The man who inspired the Dracula character in Bram Stoker’s novel was Vlad Tepes, also known as Vlad the Impaler. Vlad was born in Sighisoara, Romania, in 1431. If he died and you’d like to visit the grave where his headless torso supposedly lies, and this is a very popular day trip, you go to an island in a lake near Snagov, Romania, about 25 miles north of Bucharest.
Bram Stoker didn’t write Dracula until 1897. In 1816, the year without a summer, John Polidori wrote a ghost story called “The Vampyre”. He was in something of a competition with Lord Byron and Mary Shelley. They were driven inside by bad weather and, being writers, they composed stories. Mary’s was the most enduring. Her Frankenstein became a classic. Lord Byron, far more known for his poetry, wrote “Darkness”.
Writer Téa Obreht, who has roots in Serbia, wrote an essay that was published in Harper’s Magazine. “Twilight of the Vampires” tells about her journey to a Serbian village named Zarozje to learn what she could about a Balkan vampire. She says in her essay, “Vampir is probably the only Serbian word used the whole world over…..” She talks about Balkan superstitions. I wondered about these when I was there last year. The Balkans is home to many monasteries with devils depicted on their walls. Dracula was a Balkan native.
Obreht mentions common repellants–garlic, holy water, crucifixes–and adds one I was not familiar with–scissors under the bed. Austria is not a Balkan country, but, according to Obreht, Petar Blagojevic is the first vampire this country has officially certified.

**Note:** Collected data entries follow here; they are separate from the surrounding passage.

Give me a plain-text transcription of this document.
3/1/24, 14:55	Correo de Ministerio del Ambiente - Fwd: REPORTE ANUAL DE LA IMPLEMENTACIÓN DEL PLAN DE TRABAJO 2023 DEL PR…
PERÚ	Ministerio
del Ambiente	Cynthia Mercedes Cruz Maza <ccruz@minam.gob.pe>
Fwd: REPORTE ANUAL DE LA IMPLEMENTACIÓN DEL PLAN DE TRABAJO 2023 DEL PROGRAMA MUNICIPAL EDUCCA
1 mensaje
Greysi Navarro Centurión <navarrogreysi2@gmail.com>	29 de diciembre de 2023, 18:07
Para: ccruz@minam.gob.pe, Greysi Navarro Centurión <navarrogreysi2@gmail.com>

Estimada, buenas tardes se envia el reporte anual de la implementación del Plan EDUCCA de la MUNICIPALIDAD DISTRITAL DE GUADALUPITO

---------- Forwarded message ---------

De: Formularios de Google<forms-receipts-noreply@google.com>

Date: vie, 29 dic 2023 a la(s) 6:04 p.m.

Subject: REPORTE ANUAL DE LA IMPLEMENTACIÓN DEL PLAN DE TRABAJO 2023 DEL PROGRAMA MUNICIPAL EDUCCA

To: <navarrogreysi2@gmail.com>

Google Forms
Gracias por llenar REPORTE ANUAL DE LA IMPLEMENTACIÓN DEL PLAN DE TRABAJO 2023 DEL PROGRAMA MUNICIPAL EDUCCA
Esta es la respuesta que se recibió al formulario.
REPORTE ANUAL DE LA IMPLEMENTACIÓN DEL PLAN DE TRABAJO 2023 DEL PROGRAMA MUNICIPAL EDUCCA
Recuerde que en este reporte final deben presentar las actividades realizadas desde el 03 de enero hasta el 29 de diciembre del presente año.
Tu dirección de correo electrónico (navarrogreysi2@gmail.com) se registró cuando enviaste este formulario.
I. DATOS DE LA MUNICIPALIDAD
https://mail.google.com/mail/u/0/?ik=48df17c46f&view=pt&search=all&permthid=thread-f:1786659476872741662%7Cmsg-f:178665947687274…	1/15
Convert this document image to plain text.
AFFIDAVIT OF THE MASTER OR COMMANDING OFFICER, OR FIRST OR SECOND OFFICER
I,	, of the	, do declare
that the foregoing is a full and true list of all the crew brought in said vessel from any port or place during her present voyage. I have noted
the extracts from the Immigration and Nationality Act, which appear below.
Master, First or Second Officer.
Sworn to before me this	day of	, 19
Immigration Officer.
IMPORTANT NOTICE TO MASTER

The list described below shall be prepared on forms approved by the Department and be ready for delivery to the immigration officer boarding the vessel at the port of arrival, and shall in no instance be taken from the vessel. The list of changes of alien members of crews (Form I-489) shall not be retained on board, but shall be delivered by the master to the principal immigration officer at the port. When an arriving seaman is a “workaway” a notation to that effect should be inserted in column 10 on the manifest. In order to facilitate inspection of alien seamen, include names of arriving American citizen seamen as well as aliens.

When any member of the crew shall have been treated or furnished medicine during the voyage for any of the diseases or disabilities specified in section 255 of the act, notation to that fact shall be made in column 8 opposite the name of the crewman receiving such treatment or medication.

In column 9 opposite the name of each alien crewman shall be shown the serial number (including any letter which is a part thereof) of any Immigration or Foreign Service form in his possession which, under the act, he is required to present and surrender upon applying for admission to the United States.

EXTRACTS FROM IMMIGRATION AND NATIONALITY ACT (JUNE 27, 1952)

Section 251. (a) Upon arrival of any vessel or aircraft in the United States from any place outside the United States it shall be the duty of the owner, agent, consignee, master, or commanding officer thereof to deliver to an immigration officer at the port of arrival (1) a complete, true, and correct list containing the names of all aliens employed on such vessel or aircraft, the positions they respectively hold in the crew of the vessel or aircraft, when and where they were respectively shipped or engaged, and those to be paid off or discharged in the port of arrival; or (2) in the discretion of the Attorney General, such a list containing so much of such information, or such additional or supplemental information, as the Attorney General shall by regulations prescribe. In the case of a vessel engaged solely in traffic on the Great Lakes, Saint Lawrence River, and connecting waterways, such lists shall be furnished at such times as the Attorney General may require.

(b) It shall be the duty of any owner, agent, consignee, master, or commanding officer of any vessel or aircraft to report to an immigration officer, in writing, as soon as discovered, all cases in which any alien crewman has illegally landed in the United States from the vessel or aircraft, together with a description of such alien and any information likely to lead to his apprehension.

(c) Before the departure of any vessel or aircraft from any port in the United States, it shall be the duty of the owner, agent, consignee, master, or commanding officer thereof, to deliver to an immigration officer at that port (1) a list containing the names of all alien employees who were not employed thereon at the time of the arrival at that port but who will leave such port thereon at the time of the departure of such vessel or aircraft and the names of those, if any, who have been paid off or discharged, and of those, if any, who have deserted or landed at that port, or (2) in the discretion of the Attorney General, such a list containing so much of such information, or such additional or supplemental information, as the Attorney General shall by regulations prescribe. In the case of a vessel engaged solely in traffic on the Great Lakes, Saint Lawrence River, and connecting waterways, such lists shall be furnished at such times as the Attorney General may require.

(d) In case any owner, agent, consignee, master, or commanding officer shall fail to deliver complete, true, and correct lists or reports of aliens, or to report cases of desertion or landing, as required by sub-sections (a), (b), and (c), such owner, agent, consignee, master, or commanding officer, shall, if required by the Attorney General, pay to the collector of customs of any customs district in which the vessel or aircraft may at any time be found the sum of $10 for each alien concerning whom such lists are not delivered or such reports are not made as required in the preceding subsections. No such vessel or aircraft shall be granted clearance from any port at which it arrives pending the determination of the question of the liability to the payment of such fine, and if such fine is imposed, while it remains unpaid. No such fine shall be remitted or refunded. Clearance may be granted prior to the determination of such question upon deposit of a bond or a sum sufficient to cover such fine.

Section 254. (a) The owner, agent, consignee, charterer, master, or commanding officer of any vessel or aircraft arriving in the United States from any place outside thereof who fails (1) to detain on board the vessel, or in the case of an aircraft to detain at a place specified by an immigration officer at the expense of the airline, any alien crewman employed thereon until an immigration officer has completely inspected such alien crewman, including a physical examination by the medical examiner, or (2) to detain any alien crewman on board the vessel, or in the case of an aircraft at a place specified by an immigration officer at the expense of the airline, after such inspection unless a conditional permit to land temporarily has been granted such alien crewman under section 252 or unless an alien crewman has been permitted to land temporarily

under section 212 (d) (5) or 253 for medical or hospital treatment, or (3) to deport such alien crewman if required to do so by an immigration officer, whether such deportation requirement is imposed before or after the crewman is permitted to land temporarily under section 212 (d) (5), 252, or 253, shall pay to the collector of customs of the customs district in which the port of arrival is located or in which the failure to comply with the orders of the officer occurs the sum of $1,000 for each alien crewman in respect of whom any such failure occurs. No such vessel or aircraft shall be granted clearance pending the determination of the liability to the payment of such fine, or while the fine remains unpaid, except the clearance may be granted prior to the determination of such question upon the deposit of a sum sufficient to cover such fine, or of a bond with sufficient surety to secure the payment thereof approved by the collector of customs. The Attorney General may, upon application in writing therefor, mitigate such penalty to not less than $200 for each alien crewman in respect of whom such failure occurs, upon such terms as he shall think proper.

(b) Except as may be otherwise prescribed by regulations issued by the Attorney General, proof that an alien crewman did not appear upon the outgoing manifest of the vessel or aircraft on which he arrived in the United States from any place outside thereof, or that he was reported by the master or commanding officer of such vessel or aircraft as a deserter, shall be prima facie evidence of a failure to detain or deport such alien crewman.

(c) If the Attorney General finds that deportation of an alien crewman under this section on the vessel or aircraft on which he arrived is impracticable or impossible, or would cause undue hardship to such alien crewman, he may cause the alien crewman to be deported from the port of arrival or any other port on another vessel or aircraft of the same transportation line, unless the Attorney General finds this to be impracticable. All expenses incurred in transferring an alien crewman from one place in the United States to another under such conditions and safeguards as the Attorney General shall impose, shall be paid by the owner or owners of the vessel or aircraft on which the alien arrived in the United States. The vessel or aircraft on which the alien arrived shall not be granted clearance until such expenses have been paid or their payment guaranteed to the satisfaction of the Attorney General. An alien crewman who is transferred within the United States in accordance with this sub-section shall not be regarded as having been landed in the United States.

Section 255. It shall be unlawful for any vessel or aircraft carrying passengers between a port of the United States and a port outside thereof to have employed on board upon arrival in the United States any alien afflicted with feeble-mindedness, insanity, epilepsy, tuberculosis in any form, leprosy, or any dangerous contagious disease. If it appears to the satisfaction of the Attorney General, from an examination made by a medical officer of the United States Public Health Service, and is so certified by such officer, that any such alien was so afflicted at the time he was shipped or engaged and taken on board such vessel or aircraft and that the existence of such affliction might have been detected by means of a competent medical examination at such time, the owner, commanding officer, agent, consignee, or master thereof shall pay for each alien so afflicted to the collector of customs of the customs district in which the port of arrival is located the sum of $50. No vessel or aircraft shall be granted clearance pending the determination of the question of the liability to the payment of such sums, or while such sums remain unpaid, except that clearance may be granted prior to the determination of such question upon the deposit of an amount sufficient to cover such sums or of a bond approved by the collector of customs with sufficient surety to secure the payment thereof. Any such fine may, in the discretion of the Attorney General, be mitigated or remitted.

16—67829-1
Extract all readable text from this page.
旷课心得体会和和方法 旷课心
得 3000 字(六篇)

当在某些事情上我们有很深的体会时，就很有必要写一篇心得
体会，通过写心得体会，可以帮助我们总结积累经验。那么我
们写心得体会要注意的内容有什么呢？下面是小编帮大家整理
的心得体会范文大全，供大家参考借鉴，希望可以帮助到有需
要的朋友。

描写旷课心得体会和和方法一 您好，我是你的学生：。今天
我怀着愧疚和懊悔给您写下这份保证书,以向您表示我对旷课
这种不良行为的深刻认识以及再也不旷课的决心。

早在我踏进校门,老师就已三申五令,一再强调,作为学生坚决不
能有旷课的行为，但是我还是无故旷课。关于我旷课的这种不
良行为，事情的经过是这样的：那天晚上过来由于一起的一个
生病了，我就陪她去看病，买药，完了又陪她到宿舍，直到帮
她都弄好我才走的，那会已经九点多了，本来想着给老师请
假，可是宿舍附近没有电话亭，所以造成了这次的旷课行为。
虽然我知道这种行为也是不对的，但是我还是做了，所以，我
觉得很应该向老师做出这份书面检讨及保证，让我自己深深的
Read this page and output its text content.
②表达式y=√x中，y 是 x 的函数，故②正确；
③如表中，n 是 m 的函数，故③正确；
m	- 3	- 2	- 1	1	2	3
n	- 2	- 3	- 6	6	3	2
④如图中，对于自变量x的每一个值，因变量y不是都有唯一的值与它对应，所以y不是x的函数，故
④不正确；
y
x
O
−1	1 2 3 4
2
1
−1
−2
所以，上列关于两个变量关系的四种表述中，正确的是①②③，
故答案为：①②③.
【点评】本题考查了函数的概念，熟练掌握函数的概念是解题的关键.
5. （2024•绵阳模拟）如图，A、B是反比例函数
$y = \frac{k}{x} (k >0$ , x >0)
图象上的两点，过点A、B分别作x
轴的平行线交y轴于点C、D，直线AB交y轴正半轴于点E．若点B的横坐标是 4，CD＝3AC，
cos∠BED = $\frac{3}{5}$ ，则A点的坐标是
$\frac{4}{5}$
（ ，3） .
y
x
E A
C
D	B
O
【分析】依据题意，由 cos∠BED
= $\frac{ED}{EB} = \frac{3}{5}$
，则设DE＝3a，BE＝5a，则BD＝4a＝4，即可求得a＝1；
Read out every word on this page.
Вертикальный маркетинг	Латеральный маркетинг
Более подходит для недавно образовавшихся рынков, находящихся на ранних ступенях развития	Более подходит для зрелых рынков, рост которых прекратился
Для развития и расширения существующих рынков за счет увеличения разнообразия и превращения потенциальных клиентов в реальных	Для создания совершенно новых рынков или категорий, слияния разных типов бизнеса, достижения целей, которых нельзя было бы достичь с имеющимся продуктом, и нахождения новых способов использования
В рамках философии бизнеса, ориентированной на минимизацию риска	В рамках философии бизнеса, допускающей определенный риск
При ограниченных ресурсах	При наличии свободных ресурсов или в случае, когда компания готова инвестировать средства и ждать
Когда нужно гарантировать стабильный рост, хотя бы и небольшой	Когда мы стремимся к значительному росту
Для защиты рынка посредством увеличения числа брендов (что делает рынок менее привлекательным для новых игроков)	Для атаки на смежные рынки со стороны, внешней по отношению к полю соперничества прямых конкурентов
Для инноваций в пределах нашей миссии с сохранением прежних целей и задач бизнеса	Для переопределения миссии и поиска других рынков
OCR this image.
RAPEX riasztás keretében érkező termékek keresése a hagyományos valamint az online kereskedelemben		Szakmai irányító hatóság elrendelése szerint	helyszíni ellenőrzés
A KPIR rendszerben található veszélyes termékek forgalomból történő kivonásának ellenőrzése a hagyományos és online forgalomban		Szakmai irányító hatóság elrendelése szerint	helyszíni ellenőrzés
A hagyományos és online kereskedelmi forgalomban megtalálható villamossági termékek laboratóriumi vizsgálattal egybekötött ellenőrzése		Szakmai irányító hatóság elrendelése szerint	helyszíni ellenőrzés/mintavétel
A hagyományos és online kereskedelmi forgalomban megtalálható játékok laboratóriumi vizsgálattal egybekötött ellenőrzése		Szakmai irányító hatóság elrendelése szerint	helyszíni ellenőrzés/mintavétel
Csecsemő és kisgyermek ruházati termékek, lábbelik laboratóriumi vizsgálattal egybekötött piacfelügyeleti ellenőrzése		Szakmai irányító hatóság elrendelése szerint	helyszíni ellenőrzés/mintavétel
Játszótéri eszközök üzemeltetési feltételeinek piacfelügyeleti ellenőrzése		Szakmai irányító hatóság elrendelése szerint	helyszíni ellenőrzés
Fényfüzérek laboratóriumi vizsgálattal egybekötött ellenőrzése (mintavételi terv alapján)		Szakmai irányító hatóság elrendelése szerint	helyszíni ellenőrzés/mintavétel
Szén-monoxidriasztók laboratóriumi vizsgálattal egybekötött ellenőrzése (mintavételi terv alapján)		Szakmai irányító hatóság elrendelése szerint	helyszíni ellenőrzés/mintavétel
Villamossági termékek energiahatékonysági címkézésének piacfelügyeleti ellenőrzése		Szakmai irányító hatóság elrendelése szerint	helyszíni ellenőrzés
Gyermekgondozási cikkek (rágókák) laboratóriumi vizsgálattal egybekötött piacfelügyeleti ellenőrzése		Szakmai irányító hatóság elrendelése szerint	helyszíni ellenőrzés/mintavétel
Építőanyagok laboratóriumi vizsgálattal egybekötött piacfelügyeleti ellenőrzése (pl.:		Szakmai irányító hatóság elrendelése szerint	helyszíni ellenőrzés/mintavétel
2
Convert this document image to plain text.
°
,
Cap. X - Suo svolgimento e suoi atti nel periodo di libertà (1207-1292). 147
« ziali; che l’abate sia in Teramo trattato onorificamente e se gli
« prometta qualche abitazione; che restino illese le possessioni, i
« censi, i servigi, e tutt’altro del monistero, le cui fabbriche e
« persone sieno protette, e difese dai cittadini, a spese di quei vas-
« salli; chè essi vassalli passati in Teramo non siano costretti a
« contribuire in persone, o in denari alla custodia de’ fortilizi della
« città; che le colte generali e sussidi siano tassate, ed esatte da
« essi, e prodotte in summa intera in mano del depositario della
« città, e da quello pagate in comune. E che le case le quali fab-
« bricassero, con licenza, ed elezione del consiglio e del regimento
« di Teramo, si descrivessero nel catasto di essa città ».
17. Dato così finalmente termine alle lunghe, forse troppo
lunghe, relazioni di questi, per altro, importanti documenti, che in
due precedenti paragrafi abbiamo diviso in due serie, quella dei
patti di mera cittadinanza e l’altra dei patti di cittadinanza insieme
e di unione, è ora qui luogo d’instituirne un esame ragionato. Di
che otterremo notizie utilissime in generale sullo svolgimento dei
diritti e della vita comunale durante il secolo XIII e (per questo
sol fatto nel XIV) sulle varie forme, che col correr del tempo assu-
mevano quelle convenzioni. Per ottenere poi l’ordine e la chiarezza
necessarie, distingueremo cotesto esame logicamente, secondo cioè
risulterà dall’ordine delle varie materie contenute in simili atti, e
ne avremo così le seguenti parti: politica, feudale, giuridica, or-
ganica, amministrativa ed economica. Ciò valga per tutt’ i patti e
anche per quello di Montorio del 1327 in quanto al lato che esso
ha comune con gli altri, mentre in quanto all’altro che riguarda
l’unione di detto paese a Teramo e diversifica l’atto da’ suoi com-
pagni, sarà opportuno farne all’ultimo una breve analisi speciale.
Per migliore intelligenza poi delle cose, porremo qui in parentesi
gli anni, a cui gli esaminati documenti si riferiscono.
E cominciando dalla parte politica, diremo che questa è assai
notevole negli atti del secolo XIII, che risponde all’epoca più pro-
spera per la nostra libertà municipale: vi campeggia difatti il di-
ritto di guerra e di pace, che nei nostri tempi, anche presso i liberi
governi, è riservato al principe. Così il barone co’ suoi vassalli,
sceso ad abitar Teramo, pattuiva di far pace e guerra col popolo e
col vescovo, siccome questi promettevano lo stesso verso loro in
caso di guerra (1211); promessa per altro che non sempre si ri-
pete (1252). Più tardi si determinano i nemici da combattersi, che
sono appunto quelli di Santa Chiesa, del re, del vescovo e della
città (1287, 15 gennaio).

In preparation for her journey, Obreht tracked down a Serbian film called Leptirica. Made in 1973, it’s said to be about a young shepherd from Zarozje and bizarre. I have not been able to find it.
Obreht headed for Zarozje to find the water mill where a weird incident occurred. She met a man on the way who said, “That’s my water mill!” He told her that nobody died or was killed there, but his grandmother would tell him stories and his father would make him spend the night in the mill to make him brave. He said that a clever man would go into the mill at night and throttle the millers a little and steal their flour because there was a famine occurring. This got the legend started. He said that the mill was actually no longer there and he assured her, “There is…no vampire in Zarozje.”
While there, she discovered that the widespread legend had no basis in fact. She cites scholarly theories about causes involving disease, bodily decay, medieval myths about contagion, etc. She concludes, “Balkan religion rests on tradition rather than belief, superstition rather than faith…..” Obreht segues into a story of a village being bothered by a sinister vukodlak. It would knock on people’s doors at night and strangle anyone who answered. “It is unclear,” she concludes, “why the villagers did not think to stop answering their doors after dark.”
The above is for those who are inclined to think that the top rated series on TV, The Walking Dead, is a documentary.